In fact it will be where it’s always been – in the law, and in the trust they place in you, as GPs and as the custodians of their health information. I’ve worked in health for long enough to know that this trust is nearly always justified, but that doesn’t mean you’re not going to have to make some changes.
For instance, the law says you need to know where the information you collect is going and that you have to tell your patients. Do you know where the information you collect is going?
It says you need to ask your patients before you look at their shared care record, unless there’s a good reason. Do you do that?
It says you can nearly always say ‘no’ when you get a request from someone who isn’t a patient for information you’re not comfortable with providing. Did you know that?
You can always come to my office when you want to know more. Call our enquiry line, visit our website, drop us an email, write us a letter.
That leads me to the third thing, which is to ask you, ‘what else do I need to know?’ We’re a small office and can’t be everywhere. If you see something that you think needs our attention then I hope you’ll tell us.
Some of the issues that are already on my radar are multi-agency information sharing to improve child safety (done properly it shouldn’t present problems), OPC guidance on shared care records (coming out soon) and overall health sector governance (working on it with the National Health IT Board). That’s a list that covers plenty of ground, but I can always do with some pointers on where to look next.
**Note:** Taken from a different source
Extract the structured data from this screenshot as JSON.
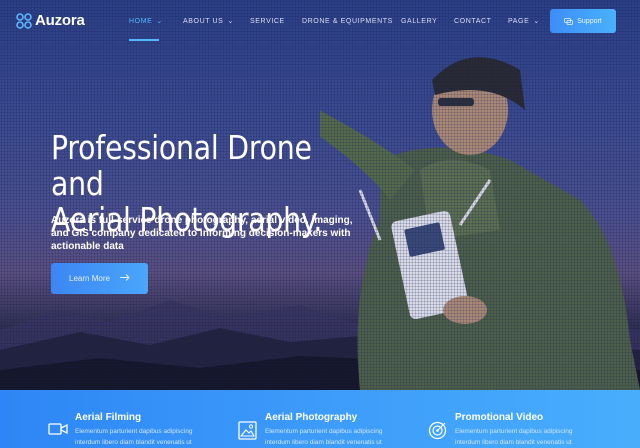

Looking forward, the next lot of columns will be written by my senior health policy advisor, Sebastian Morgan-Lynch. Sebastian has been working with the sector since 2006 and claims it is all starting to make sense to him now. Drop him a line at firstname.lastname@example.org if you think there’s something he needs to know or if there’s something he can help you with.
As for me: beginnings are delicate times, but I’m not going to let that stop me doing the right thing, working hard to make privacy easy.